Da leitura conjunta dos artigos 5º, LXXIV, e 134 da Constituição Federal não sobressai outra conclusão senão a obrigação dos Estados de estruturar o modelo público de assistência jurídica gratuita aos necessitados, por meio da Defensoria, com profissionais concursados, com dedicação exclusiva à prestação de assistência integral, atuando inclusive na mediação de conflitos e na promoção de atividades de educação em direitos e tendo legitimidade para a defesa dos interesses coletivos dos hipossuficientes por meio da propositura de ações civis públicas.

Com o quadro diminuto de 400 defensores, o Estado de São Paulo desobedece ao reclamo constitucional. Sofre com isso a população pobre, que não tem recebido um atendimento integral. Sofre, outrossim, o sistema de Justiça, não apenas por sua pouca acessibilidade mas também no que tange à sua eficácia, recebendo demandas desnecessárias, que poderiam ser resolvidas pelos meios alternativos de solução de conflitos dos quais lança mão a Defensoria.
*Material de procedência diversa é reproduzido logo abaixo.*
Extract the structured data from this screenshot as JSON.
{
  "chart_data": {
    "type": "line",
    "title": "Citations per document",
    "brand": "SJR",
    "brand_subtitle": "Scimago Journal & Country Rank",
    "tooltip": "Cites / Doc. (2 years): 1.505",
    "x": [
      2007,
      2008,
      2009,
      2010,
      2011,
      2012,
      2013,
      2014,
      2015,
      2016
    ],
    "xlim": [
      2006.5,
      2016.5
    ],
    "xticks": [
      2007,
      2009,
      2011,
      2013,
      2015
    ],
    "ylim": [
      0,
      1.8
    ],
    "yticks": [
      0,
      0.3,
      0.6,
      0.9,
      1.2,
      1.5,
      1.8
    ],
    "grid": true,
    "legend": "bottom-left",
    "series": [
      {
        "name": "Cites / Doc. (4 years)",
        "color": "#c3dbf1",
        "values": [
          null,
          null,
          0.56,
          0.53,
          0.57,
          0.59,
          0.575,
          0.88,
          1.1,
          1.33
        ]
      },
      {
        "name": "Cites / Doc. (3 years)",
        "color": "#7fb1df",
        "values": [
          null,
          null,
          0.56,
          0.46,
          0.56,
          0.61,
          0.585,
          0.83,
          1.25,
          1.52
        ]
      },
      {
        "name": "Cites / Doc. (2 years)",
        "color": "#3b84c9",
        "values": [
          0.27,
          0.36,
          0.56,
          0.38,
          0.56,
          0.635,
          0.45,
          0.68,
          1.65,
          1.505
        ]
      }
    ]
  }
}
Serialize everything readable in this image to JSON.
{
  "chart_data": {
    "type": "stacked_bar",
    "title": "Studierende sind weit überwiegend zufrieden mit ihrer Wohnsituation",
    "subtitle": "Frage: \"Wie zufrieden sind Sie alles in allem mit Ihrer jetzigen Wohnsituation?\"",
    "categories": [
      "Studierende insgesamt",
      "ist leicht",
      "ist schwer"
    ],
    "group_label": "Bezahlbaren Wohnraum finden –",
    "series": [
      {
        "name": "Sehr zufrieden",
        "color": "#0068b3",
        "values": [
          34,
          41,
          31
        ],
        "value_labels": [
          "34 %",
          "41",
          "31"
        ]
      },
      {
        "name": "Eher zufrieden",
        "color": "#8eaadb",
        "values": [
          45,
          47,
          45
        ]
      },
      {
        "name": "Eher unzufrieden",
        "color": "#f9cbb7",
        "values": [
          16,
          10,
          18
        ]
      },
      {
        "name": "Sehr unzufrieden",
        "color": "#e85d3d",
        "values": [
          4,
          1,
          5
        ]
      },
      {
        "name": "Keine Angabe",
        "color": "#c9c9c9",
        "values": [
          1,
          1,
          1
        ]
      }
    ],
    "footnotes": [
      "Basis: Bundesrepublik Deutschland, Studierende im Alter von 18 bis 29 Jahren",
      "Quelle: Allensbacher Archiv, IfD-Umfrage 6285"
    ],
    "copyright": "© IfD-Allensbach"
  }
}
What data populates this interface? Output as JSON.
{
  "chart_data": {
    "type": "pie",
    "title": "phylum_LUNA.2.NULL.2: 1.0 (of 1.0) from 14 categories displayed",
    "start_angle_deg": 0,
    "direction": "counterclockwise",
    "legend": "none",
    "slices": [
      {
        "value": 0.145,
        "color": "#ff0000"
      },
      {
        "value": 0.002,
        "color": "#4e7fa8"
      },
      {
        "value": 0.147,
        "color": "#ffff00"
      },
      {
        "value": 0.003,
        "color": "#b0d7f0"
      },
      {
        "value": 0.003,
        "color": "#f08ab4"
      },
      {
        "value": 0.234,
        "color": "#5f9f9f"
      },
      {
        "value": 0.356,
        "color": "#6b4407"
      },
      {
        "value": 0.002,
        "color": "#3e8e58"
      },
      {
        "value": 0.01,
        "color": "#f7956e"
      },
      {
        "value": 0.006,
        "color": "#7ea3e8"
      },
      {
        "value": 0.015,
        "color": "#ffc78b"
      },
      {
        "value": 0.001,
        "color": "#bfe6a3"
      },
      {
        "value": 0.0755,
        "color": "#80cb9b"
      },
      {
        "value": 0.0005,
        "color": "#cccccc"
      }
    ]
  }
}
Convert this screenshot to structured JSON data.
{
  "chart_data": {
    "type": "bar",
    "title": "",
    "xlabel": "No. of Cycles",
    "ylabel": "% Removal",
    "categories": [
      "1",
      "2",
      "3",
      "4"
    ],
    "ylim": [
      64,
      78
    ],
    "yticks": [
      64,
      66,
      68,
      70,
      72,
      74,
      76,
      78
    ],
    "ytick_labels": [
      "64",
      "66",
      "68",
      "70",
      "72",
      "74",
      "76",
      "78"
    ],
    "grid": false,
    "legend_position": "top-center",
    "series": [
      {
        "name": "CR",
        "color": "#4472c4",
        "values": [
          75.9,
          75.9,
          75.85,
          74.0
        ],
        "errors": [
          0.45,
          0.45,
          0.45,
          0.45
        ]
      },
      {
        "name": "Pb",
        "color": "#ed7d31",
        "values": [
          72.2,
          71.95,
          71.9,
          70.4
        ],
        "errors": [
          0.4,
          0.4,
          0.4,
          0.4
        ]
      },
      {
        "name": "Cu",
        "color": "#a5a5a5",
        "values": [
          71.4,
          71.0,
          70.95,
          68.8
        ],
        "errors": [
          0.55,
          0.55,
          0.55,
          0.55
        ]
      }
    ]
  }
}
Mas não é só. Os cofres públicos também sentem a falta de defensores no Estado, pois o atual modelo de terceirização por meio de convênios com entes privados, como a OAB, mostra-se cada vez mais custoso do que o modelo público de prestação do serviço.
Enquanto os gastos com o convênio da OAB atingiram a marca de R$ 272 milhões em 2007, a Defensoria Pública, com sua atual estrutura, atende a aproximadamente 850 mil pessoas e gasta cerca de R$ 75 milhões por ano.

O valor gasto com o convênio é suficiente para quadruplicar a estrutura da Defensoria e sua capacidade de atendimento.

Há alguns meses tramita no governo do Estado anteprojeto de lei que cria cem novos cargos de defensor público por ano nos próximos quatro anos. O governador tem iniciativa exclusiva para o envio do projeto à Assembléia Legislativa.

Além do pequeno número de defensores, a instituição conta com uma remuneração muito inferior às demais carreiras jurídicas, sendo três vezes menor do que a remuneração do Ministério Público e da magistratura e metade da remuneração dos procuradores do Estado, o que tem provocado a grande evasão dos profissionais para outras instituições: 15% da carreira só no último ano. Dentre as Defensorias Públicas de outros Estados, São Paulo ostenta um dos menores salários.

Percebendo o sucateamento de mais um serviço público essencial voltado à população carente, a sociedade civil se reuniu novamente em torno da causa do acesso à Justiça, agora para pleitear o fortalecimento e a valorização da Defensoria.
Mais de cem entidades, diversos juristas e parlamentares assinam manifesto em apoio à instituição que foi entregue na Secretaria de Estado da Justiça no dia 1/9 como encerramento de um ato público que percorreu o centro da capital paulista e reuniu mais de mil participantes, segundo cálculo da Polícia Militar. Além disso, no dia 24/9 ocorrerá amplo fórum de discussão dos movimentos sociais sobre a Defensoria Pública para a construção de uma agenda positiva.

Somente quando a Defensoria estiver presente em cada comarca de São Paulo, contando com profissionais valorizados de acordo com a importante função que desempenham, o Estado terá cumprido sua obrigação constitucional de garantir, com qualidade, o pleno acesso à Justiça a todo e qualquer cidadão carente.

JULIANA GARCIA BELLOQUE , 31, é presidente da Apadep (Associação Paulista de Defensores Públicos).
LUIZ KOHARA , 54, é secretário-executivo do Centro Gaspar Garcia de Direitos Humanos.
PADRE VALDIR JOÃO SILVEIRA , 55, é coordenador estadual da Pastoral Carcerária.